Author Min Jin Lee says, "You can hear the crackle of heat and the roar of a powerful fire burning..." through the pages of Kate Wisel's first short story collection, Driving in Cars with Homeless Men. Out of 530 applicants for the Drue Heinz Literature Prize, the Boston-born Monona writer won the honor along with $15,000 and publication by the University of Pittsburgh Press. The prize, one of the most prestigious in the country, was started by the former publisher of The Paris Review and co-founder of Ecco Press, Drue Heinz, in 1981.

This was not Wisel’s first time being recognized for her writing. Her works have been published and featured by publications like Tin House and New Ohio Review.

Wisel first learned of her achievement while on the job at UW-Madison where she teaches writing. The news came as a shock; she described the feeling like being drugged or shot. "I was overwhelmed," she said. Her book was chosen by Lee, a National Book Award winner.
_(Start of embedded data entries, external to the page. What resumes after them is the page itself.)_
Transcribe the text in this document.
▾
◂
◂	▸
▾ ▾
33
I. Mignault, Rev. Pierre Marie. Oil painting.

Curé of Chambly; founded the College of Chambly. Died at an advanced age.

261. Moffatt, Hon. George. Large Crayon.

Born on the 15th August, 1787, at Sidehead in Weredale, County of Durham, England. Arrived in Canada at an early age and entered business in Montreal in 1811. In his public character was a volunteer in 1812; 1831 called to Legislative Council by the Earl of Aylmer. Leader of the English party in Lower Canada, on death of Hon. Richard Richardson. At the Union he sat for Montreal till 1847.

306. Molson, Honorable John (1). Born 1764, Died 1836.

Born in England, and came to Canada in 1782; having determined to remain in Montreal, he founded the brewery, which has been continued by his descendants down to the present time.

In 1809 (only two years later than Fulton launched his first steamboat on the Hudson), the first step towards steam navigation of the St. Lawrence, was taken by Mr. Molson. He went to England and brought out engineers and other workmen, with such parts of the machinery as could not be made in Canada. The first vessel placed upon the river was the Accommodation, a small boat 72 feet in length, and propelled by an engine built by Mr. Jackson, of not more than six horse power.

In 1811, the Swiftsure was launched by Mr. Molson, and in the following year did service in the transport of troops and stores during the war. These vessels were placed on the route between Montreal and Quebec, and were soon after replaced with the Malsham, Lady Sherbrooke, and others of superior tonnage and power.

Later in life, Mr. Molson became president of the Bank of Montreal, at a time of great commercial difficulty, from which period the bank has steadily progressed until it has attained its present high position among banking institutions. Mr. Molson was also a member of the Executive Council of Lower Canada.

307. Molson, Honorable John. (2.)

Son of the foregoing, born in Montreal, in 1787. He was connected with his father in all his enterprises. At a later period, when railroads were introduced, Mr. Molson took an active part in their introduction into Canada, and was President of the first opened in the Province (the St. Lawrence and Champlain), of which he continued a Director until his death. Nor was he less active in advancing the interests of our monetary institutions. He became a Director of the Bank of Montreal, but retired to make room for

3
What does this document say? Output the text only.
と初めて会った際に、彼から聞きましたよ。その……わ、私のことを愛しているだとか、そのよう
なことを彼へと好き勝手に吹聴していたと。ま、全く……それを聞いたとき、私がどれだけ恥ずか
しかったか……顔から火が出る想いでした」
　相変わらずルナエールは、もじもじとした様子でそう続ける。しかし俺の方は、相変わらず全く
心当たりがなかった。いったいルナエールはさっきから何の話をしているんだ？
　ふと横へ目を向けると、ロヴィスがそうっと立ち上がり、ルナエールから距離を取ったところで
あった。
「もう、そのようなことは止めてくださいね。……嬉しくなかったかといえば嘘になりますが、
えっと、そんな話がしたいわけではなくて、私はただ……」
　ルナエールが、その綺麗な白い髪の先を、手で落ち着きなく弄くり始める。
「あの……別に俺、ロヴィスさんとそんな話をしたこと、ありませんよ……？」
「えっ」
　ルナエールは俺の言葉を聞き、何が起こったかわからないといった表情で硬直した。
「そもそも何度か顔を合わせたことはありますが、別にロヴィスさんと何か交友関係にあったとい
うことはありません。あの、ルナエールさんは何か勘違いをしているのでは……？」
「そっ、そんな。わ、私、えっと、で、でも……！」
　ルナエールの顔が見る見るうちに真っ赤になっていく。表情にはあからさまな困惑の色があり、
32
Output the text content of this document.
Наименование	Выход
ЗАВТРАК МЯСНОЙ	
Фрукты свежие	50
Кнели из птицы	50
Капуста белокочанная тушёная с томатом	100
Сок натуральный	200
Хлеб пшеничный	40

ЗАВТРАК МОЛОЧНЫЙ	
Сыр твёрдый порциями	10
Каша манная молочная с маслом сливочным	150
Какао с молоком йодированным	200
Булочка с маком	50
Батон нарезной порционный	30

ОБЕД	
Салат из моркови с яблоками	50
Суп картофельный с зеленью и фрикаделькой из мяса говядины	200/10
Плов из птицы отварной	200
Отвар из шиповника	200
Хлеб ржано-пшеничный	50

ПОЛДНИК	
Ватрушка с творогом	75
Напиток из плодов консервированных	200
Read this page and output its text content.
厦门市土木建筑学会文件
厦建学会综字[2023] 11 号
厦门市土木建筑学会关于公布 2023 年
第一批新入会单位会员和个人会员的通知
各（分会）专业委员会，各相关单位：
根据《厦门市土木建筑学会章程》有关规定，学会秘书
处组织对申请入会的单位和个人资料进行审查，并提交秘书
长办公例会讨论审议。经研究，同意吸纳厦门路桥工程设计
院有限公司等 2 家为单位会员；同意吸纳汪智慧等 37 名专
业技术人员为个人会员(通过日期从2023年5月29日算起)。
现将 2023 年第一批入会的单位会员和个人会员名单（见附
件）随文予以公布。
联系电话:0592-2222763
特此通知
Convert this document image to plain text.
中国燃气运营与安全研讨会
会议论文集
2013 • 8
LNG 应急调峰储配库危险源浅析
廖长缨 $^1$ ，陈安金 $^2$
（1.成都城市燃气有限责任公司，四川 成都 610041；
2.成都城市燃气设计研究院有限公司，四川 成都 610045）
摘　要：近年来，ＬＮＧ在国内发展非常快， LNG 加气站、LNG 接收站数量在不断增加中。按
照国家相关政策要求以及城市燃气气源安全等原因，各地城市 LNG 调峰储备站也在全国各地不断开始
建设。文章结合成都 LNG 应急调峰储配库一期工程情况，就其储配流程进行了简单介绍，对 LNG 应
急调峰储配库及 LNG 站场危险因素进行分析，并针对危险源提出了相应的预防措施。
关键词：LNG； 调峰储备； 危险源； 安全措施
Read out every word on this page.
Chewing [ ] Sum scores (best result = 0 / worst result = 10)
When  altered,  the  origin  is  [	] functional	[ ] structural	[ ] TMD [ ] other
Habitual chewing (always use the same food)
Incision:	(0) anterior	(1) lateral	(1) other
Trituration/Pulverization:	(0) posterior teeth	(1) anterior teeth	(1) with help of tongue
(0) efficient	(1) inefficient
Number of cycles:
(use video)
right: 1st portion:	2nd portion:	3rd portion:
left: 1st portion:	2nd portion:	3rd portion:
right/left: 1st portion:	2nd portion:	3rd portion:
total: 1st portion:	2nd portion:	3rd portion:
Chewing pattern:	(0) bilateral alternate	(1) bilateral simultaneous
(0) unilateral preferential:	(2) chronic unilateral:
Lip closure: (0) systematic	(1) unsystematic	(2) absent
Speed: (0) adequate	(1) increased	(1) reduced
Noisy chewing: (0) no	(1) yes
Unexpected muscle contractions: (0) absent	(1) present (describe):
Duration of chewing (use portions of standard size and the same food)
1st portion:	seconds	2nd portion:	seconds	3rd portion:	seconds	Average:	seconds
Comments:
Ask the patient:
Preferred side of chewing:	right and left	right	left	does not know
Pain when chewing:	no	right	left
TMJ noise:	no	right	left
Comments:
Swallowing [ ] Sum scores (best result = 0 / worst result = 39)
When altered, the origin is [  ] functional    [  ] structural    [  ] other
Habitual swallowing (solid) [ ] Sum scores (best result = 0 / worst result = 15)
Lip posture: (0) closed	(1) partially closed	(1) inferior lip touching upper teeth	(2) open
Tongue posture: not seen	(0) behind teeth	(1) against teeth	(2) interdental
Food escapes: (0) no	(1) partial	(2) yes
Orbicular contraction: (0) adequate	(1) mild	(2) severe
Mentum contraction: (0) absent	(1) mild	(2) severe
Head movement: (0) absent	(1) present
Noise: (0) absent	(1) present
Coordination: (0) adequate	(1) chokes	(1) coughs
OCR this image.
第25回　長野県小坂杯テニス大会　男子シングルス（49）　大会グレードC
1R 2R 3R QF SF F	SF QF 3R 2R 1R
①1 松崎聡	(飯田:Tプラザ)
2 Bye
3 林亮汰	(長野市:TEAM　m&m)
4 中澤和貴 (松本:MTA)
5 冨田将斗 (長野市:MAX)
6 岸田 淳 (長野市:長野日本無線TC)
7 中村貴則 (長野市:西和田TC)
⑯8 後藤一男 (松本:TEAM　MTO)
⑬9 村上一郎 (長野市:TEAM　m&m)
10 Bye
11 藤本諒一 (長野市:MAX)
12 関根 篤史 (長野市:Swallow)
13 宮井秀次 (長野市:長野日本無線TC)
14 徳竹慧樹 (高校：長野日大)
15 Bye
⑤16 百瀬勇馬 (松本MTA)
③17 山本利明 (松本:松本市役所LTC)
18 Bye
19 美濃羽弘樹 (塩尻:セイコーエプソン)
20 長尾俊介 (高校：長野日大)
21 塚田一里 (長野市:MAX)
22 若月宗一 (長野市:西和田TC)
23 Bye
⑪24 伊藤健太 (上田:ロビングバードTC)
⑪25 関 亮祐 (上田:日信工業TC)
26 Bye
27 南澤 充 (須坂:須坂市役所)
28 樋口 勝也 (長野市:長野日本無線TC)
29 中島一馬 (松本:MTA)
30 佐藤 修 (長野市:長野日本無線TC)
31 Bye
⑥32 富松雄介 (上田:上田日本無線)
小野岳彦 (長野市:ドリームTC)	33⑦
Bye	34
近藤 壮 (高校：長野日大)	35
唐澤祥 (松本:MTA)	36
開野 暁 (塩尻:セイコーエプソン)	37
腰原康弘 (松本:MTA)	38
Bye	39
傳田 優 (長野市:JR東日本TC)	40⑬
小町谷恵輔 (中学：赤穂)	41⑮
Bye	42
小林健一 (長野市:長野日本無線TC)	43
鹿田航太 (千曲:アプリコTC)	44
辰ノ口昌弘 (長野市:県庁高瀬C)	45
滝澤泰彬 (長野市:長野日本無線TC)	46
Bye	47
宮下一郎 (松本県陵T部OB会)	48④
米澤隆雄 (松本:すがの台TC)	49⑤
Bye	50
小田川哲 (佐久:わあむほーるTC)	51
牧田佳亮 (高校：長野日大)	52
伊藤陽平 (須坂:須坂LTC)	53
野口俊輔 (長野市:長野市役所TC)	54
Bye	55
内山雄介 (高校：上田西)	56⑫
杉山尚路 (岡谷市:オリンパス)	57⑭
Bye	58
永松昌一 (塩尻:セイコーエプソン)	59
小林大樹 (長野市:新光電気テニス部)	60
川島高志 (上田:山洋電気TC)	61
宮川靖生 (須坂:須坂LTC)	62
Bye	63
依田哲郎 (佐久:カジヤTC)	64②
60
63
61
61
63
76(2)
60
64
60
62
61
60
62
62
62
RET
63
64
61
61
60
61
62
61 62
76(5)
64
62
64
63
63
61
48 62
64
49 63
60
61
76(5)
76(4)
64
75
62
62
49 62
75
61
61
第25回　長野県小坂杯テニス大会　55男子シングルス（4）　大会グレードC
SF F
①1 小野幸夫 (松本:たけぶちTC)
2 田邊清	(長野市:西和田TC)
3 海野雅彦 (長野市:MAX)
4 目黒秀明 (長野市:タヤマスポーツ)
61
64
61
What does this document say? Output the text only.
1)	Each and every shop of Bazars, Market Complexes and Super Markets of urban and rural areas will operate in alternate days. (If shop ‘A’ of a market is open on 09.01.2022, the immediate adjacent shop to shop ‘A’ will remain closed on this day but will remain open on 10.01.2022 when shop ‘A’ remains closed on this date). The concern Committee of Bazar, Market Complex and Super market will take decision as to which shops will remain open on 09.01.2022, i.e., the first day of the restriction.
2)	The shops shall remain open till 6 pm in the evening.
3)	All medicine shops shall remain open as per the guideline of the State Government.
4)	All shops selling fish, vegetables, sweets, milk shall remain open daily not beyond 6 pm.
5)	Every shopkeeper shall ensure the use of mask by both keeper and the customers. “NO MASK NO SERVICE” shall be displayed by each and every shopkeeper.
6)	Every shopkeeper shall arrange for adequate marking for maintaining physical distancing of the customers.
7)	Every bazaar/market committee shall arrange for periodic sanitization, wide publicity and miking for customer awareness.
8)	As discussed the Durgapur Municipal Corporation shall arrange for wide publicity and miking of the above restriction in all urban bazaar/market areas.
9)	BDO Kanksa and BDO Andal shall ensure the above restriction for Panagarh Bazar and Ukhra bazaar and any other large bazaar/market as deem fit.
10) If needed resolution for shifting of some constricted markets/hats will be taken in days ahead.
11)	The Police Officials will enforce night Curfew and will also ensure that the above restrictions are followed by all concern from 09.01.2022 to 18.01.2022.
In Driving in Cars With Homeless Men, Wisel takes a trip back to her hometown of Boston, telling the narratives of women who are victims of violence.

She says, "These linked stories are set in the streets and the bars, the old homes, the tiny apartments, and the landscape of a working-class Boston… They are the collective story of women whose lives careen back into the past, to the places where pain lurks and haunts.”